Pero no se preocupen. Porque Pedro Sánchez se ha comprometido a invertir 2.500 millones de fondos europeos en esta España vaciada. La intención es buena y la dirección también, lo único malo es que no sé quién va a organizarse para solicitar, invertir y organizar todo ese dinero. ¿Los abuelos de la España vaciada? Me temo que quien de verdad lo necesita no sabe siquiera cómo solicitarlo. Es necesario agrupar ayuntamientos, aunar voluntades, crear comunidad… Todo eso que se destruyó y que los fondos europeos no reconstruirán espontáneamente. Por lo demás, los expertos coinciden en que el reto demográfico debe perdurar más allá de gobiernos y cuestiones ideológicas. Así que no se preocupen, esto es España. ¡Estamos salvados!

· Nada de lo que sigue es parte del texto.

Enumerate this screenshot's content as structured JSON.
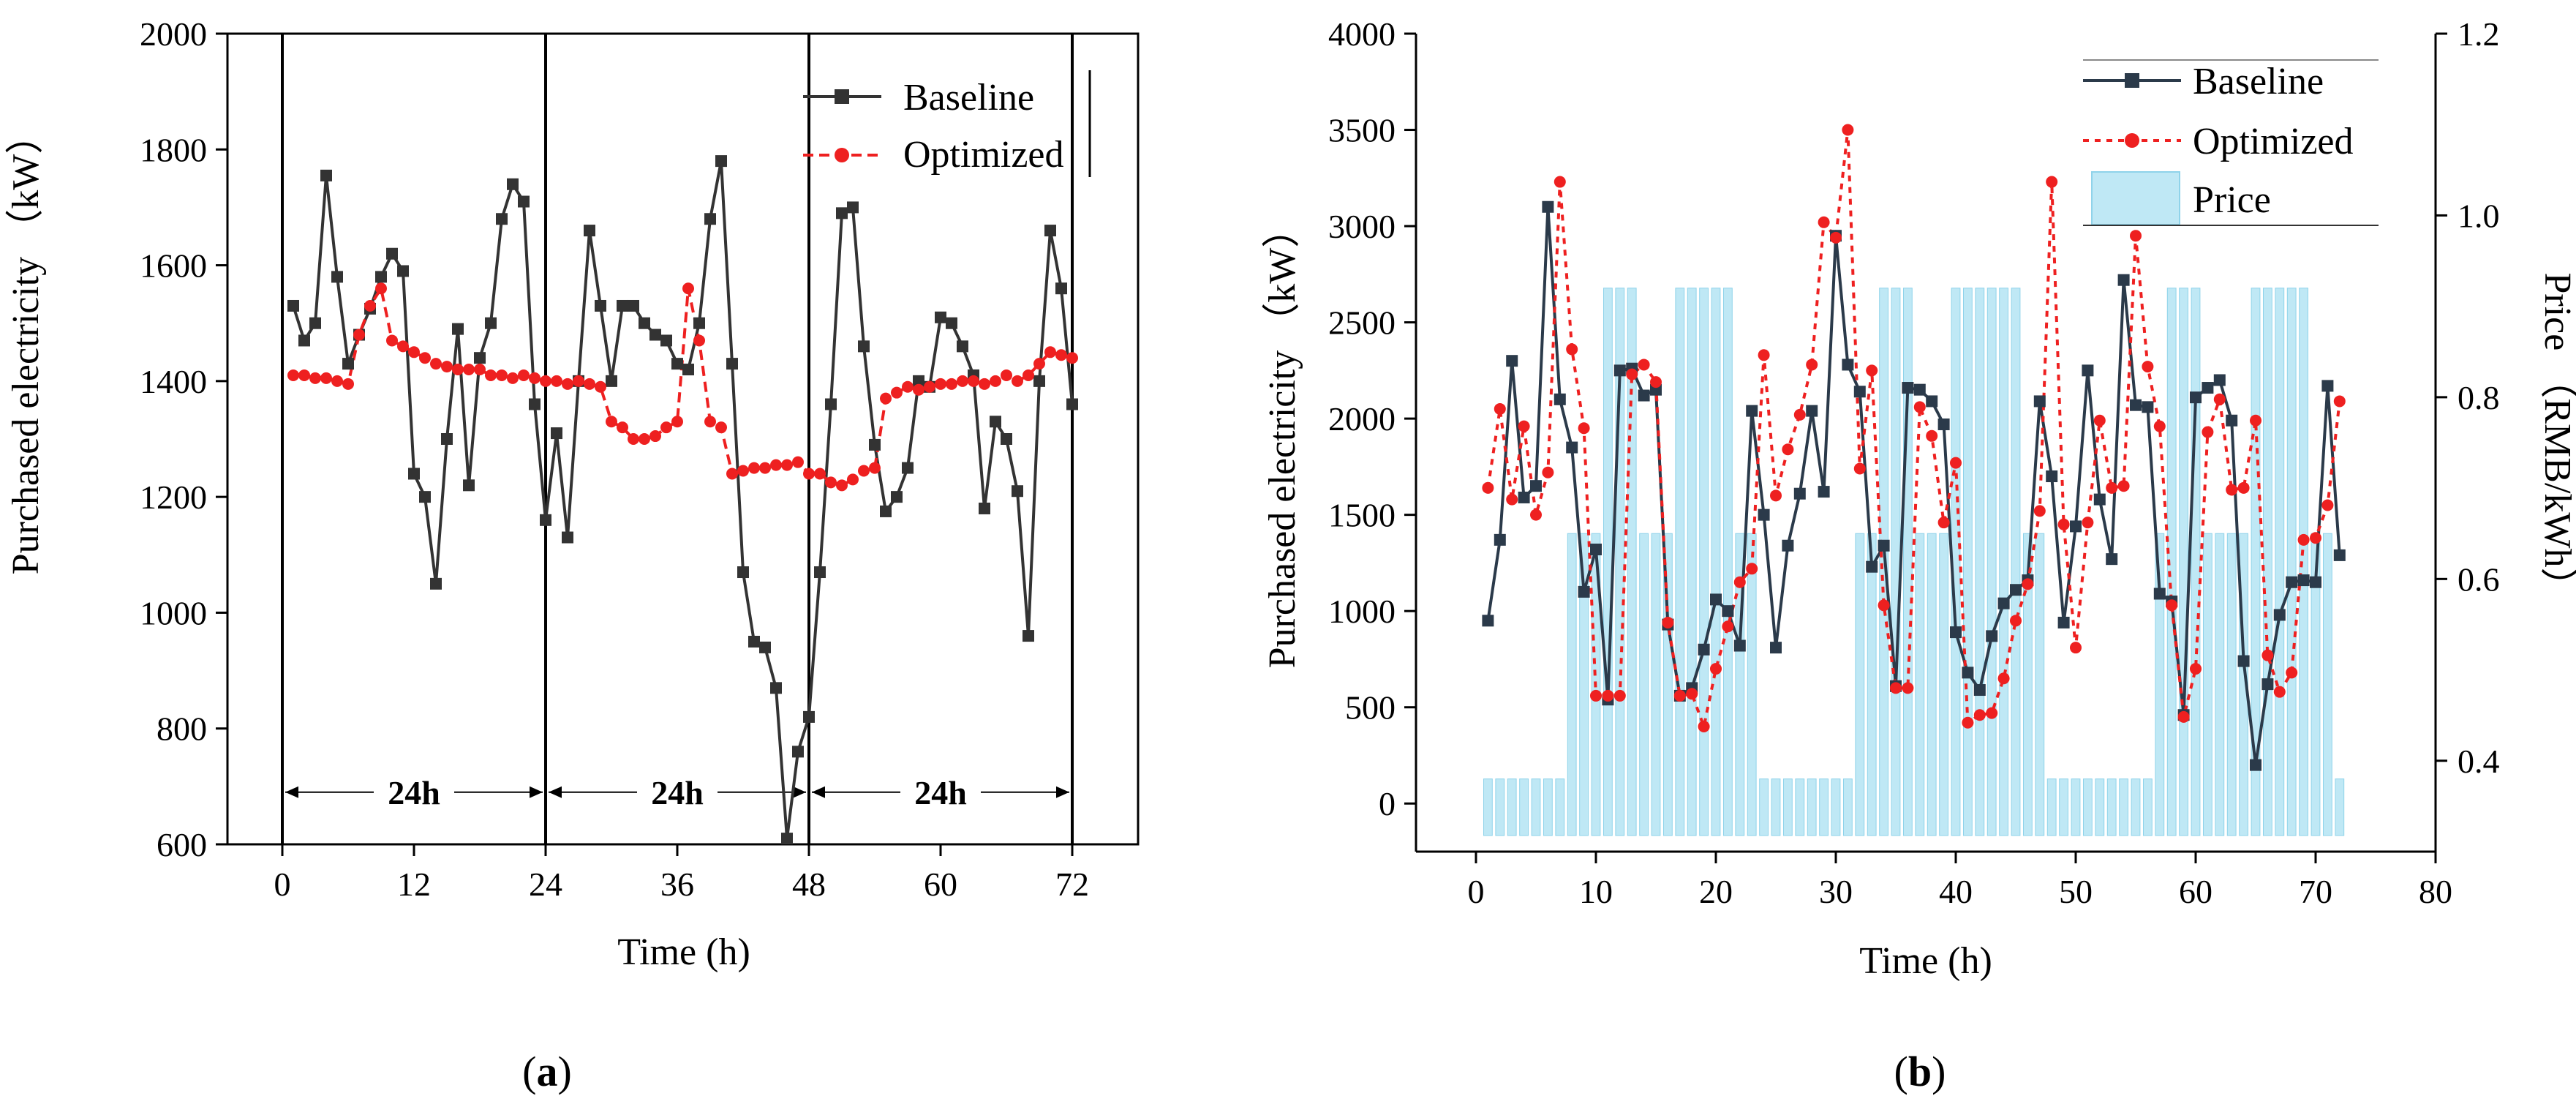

El pueblo donde vivo ahora se llama Hoyos del Espino. Cuando llegamos me sorprendió encontrarme con la Asociación Músico Cultural En Clave de Gredos. Un milagro por el que cinco músicos profesionales dan clase de música a casi 300 alumnos diseminados por distintos municipios del valle. La farmacéutica de mi pueblo toca el chelo, la amiga de mi hija mayor la viola y la camarera de un refugio cercano, la batería. El día que llegamos una profesora se presentó en nuestra casa para contarnos el proyecto y a la semana siguiente mis hijas daban clase de violín por una cuota de 30 euros mensuales cada una. La Diputación de Ávila, la Junta de Castilla y León y los ayuntamientos colaboran con esta asociación milagrosa, pero todos los profesores están ahora mismo en paro y el proyecto, que suma ya cinco años, en peligro cierto de extinción. La pandemia, ya se sabe. Al otro lado están los fondos europeos, las promesas, las posibilidades, el olor a roble, la fantasía de la manta y la chimenea. Nuestro país tiene un problema territorial estructural. Y no, no es ese por el que ha dimitido el ministro de Sanidad en lo más crudo de la tercera ola.

Nuria Labari es periodista y escritora.